The exception is Nano 9B, where NIM scores only 1/6 on MCP and 5/15 on instruction following. The smaller model may be more sensitive to serving configuration, or NVIDIA may optimize their platform primarily for their larger models.
Why This Happens
They're not actually the same model. DeepInfra uses FP8 quantization on their own GPU clusters. OpenRouter's free endpoint routes through NVIDIA's infrastructure with "unknown" quantization. NVIDIA NIM runs natively on NVIDIA's inference stack. Same weights, different numerics, different behavior.
Tool calling is implemented differently. All four providers present an OpenAI-compatible API, but the transformation to what the model actually sees differs. DeepInfra applies the native chat template. OpenRouter adds a translation layer. NVIDIA NIM presumably uses the exact template the model was trained with. OpenRouter has acknowledged this — they created "Exacto," a routing variant specifically because tool-calling accuracy varies so dramatically across providers.
Context limits vary. DeepInfra couldn't fit the Nano 30B MCP test into its 34K context window. The same model handled 54K+ tokens fine everywhere else. Providers make different decisions about context length, and those decisions can prevent your application from working at all.
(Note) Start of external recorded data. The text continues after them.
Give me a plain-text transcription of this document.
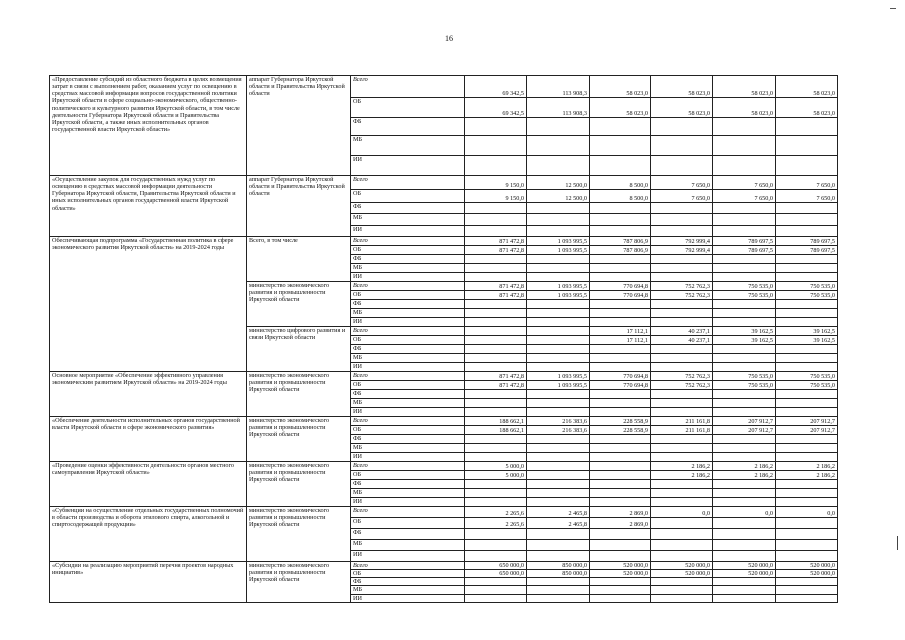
16
«Предоставление субсидий из областного бюджета в целях возмещения затрат в связи с выполнением работ, оказанием услуг по освещению в средствах массовой информации вопросов государственной политики Иркутской области в сфере социально-экономического, общественно-политического и культурного развития Иркутской области, в том числе деятельности Губернатора Иркутской области и Правительства Иркутской области, а также иных исполнительных органов государственной власти Иркутской области»	аппарат Губернатора Иркутской области и Правительства Иркутской области	Всего	69 342,5	113 908,3	58 023,0	58 023,0	58 023,0	58 023,0
		ОБ	69 342,5	113 908,3	58 023,0	58 023,0	58 023,0	58 023,0
		ФБ						
		МБ						
		ИИ						
«Осуществление закупок для государственных нужд услуг по освещению в средствах массовой информации деятельности Губернатора Иркутской области, Правительства Иркутской области и иных исполнительных органов государственной власти Иркутской области»	аппарат Губернатора Иркутской области и Правительства Иркутской области	Всего	9 150,0	12 500,0	8 500,0	7 650,0	7 650,0	7 650,0
		ОБ	9 150,0	12 500,0	8 500,0	7 650,0	7 650,0	7 650,0
		ФБ						
		МБ						
		ИИ						
Обеспечивающая подпрограмма «Государственная политика в сфере экономического развития Иркутской области» на 2019-2024 годы	Всего, в том числе	Всего	871 472,8	1 093 995,5	787 806,9	792 999,4	789 697,5	789 697,5
		ОБ	871 472,8	1 093 995,5	787 806,9	792 999,4	789 697,5	789 697,5
		ФБ						
		МБ						
		ИИ						
	министерство экономического развития и промышленности Иркутской области	Всего	871 472,8	1 093 995,5	770 694,8	752 762,3	750 535,0	750 535,0
		ОБ	871 472,8	1 093 995,5	770 694,8	752 762,3	750 535,0	750 535,0
		ФБ						
		МБ						
		ИИ						
	министерство цифрового развития и связи Иркутской области	Всего			17 112,1	40 237,1	39 162,5	39 162,5
		ОБ			17 112,1	40 237,1	39 162,5	39 162,5
		ФБ						
		МБ						
		ИИ						
Основное мероприятие «Обеспечение эффективного управления экономическим развитием Иркутской области» на 2019-2024 годы	министерство экономического развития и промышленности Иркутской области	Всего	871 472,8	1 093 995,5	770 694,8	752 762,3	750 535,0	750 535,0
		ОБ	871 472,8	1 093 995,5	770 694,8	752 762,3	750 535,0	750 535,0
		ФБ						
		МБ						
		ИИ						
«Обеспечение деятельности исполнительных органов государственной власти Иркутской области в сфере экономического развития»	министерство экономического развития и промышленности Иркутской области	Всего	188 662,1	216 383,6	228 558,9	211 161,8	207 912,7	207 912,7
		ОБ	188 662,1	216 383,6	228 558,9	211 161,8	207 912,7	207 912,7
		ФБ						
		МБ						
		ИИ						
«Проведение оценки эффективности деятельности органов местного самоуправления Иркутской области»	министерство экономического развития и промышленности Иркутской области	Всего	5 000,0			2 186,2	2 186,2	2 186,2
		ОБ	5 000,0			2 186,2	2 186,2	2 186,2
		ФБ						
		МБ						
		ИИ						
«Субвенции на осуществление отдельных государственных полномочий в области производства и оборота этилового спирта, алкогольной и спиртосодержащей продукции»	министерство экономического развития и промышленности Иркутской области	Всего	2 265,6	2 465,8	2 869,0	0,0	0,0	0,0
		ОБ	2 265,6	2 465,8	2 869,0			
		ФБ						
		МБ						
		ИИ						
«Субсидии на реализацию мероприятий перечня проектов народных инициатив»	министерство экономического развития и промышленности Иркутской области	Всего	650 000,0	850 000,0	520 000,0	520 000,0	520 000,0	520 000,0
		ОБ	650 000,0	850 000,0	520 000,0	520 000,0	520 000,0	520 000,0
		ФБ						
		МБ						
		ИИ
Free tiers are a different product. On OpenRouter, the free Nemotron endpoint routes to different infrastructure than the paid one. You're not getting a free version of the same thing — you're getting a different thing entirely. If you're choosing a model for production, test it on the provider and tier you'll actually use.
The Uncomfortable Implication
The model evaluation ecosystem treats model names as the unit of comparison. Leaderboards rank "Llama 4 Maverick" or "Nemotron 3 Super" as if these are fixed, reproducible artifacts. They're not. A model name is a pointer to a set of weights. What you get when you call that name depends on who's serving it, how they've quantized it, what chat template they've applied, and what middleware sits between you and the inference engine.
We found MCP scores ranging from 1/6 to 6/6 across providers. Instruction following from 8/15 to 15/15. Speed from 27 seconds to 729 seconds. All on the same model.
The industry benchmarks every new model to death while largely ignoring the infrastructure layer that determines what users actually experience. Until we start treating inference infrastructure as a first-class variable in model evaluation, we're measuring the wrong thing.
This analysis is based on the Model Showdown — 48 LLMs tested across reasoning, knowledge, instruction following, coding, and MCP tool use for $4.63 — and a focused follow-up testing three Nemotron models across four providers. The interactive report includes per-model detail panels where you can see every tool call and judge verdict. The full technical investigation of provider differences is available on GitHub.